Por el atajo llegó a la otra carretera. Al pisarla acortó el paso. Asomaba la luna y, un poco más arriba, en una casa de la ladera, ladraba un perrillo.

Frente a la casa de Rosario volvió a detenerse y arrojó la colilla. Estaba todo oscuro y en silencio. Tentó la cancela y la halló abierta. Empujó, atravesó el corral, se arrimó a la ventana.

—Con cuidado, señor. Venga, déme una mano.

Las tendió abiertas. Rosario le agarró por las muñecas y tiró fuerte.

Había frito un huevo y unas patatas para cenar. Comió sin prisa, deteniéndose a cada bocado. Al terminar apartó el plato vacío, cruzó los brazos sobre la mesa y escondió en ellos la cabeza. Las brasas del hogar amortecían; en la vela, el pabilo se doblaba y daba una llama larga, temblorosa: la esperma cata en chorretones, rebasaba la copa de la palmatoria, hasta la taza del pie; allí, las gotas se cuajaban, primero tiernas, luego duras; primero brillantes; luego opacas.

Cuando el cabo se consumió, el pabilo, acostado sobre la esperma líquida, empezó a chisporrotear. Clara levantó la cabeza y contempló la llama con ojos soñolientos y tristes. Abrió el cajón de la mesa, buscó otro cabo, lo encendió y lo hincó en la palmatoria.

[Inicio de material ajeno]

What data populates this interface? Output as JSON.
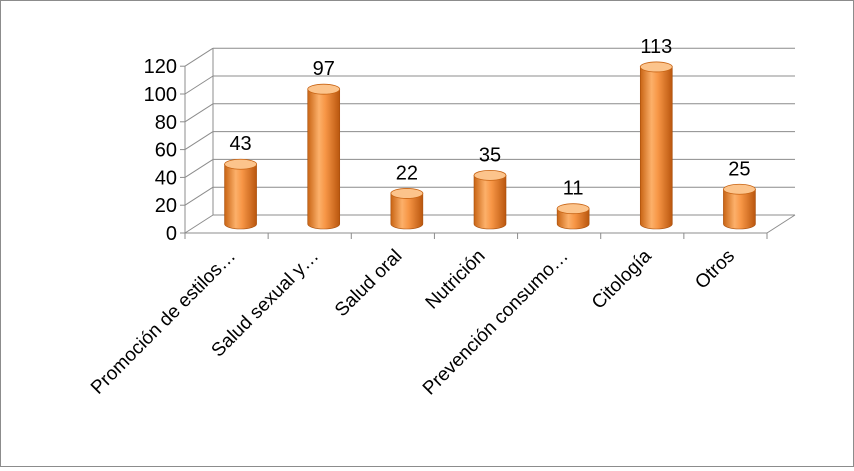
{
  "chart_data": {
    "type": "bar",
    "style": "3d-cylinder",
    "categories": [
      "Promoción de estilos…",
      "Salud sexual y…",
      "Salud oral",
      "Nutrición",
      "Prevención consumo…",
      "Citología",
      "Otros"
    ],
    "values": [
      43,
      97,
      22,
      35,
      11,
      113,
      25
    ],
    "data_labels": [
      "43",
      "97",
      "22",
      "35",
      "11",
      "113",
      "25"
    ],
    "ylim": [
      0,
      120
    ],
    "yticks": [
      0,
      20,
      40,
      60,
      80,
      100,
      120
    ],
    "ytick_labels": [
      "0",
      "20",
      "40",
      "60",
      "80",
      "100",
      "120"
    ],
    "title": "",
    "xlabel": "",
    "ylabel": "",
    "grid": true,
    "legend": "none",
    "colors": {
      "bar": "#f79646",
      "bar_light": "#fcc48c",
      "bar_dark": "#c86414",
      "grid": "#8c8c8c",
      "frame": "#8c8c8c",
      "text": "#000000"
    }
  }
}
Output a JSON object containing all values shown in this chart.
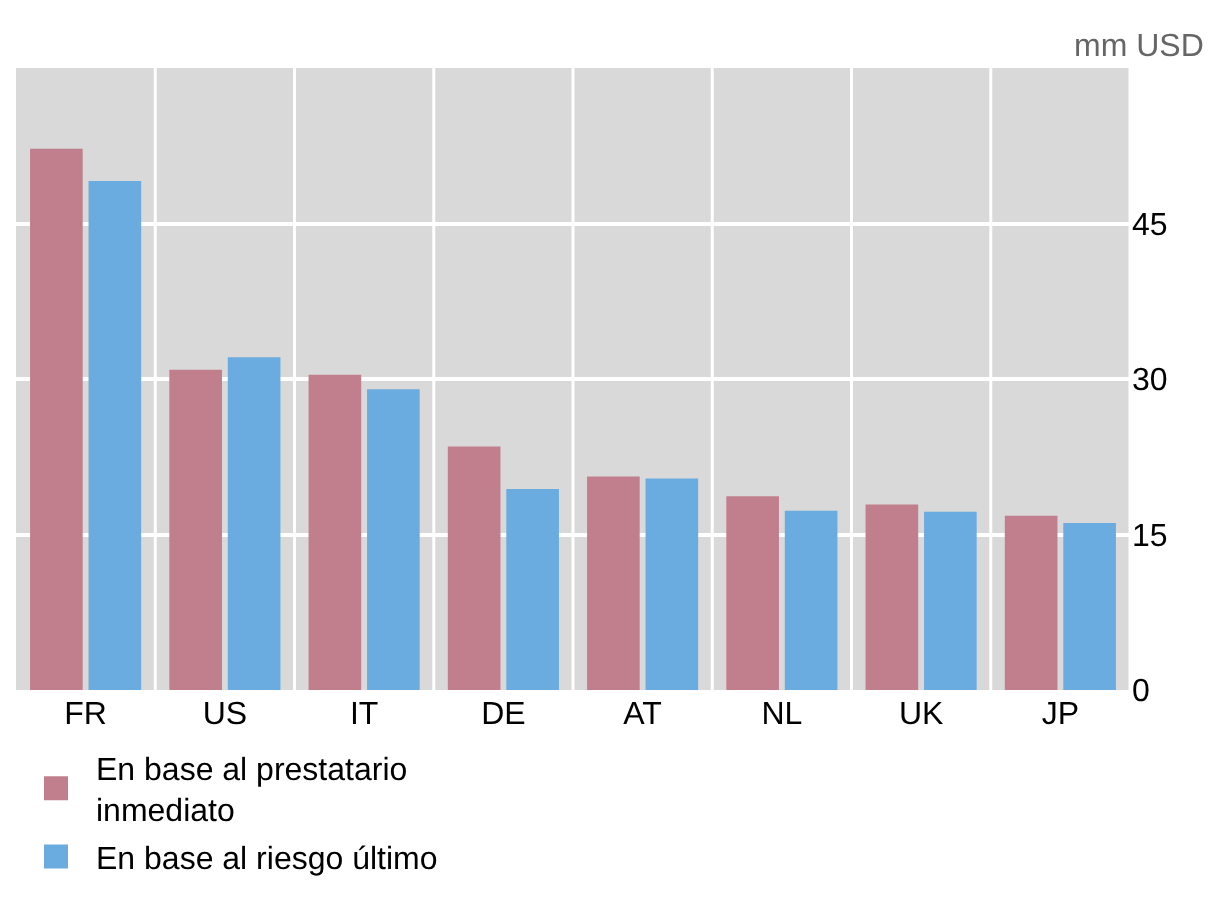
{
  "chart_data": {
    "type": "bar",
    "ylabel": "mm USD",
    "categories": [
      "FR",
      "US",
      "IT",
      "DE",
      "AT",
      "NL",
      "UK",
      "JP"
    ],
    "series": [
      {
        "name": "En base al prestatario inmediato",
        "color": "#c17f8d",
        "values": [
          52.2,
          30.9,
          30.4,
          23.5,
          20.6,
          18.7,
          17.9,
          16.8
        ]
      },
      {
        "name": "En base al riesgo último",
        "color": "#6aace0",
        "values": [
          49.1,
          32.1,
          29.0,
          19.4,
          20.4,
          17.3,
          17.2,
          16.1
        ]
      }
    ],
    "ylim": [
      0,
      60
    ],
    "yticks": [
      0,
      15,
      30,
      45
    ],
    "grid": true,
    "legend": "bottom"
  }
}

Saltó un chorro ardiente: unas gotas le salpicaron las manos. Se la llevó a la boca y chupó la quemadura.

—¡Caray!

Se restregó los ojos; luego estiró los brazos. Con ellos abiertos contempló, en la pared blanca, desnuda, la cruz de su sombra. Recogió los brazos rápidamente. Se levantó.

—Debe de ser muy tarde.

Sacudió la cabeza, se echó atrás el cabello. Dejó el plato y el cubierto en el fregadero y caminó despacio hasta el hogar. Sobre las trébedes se calentaba un puchero de agua. Lo destapó y volvió a taparlo. Quedó de pie, inmóvil, con las manos cruzadas sobre el vientre, y así durante un rato. Las brasas se habían apagado y griseaban las cenizas.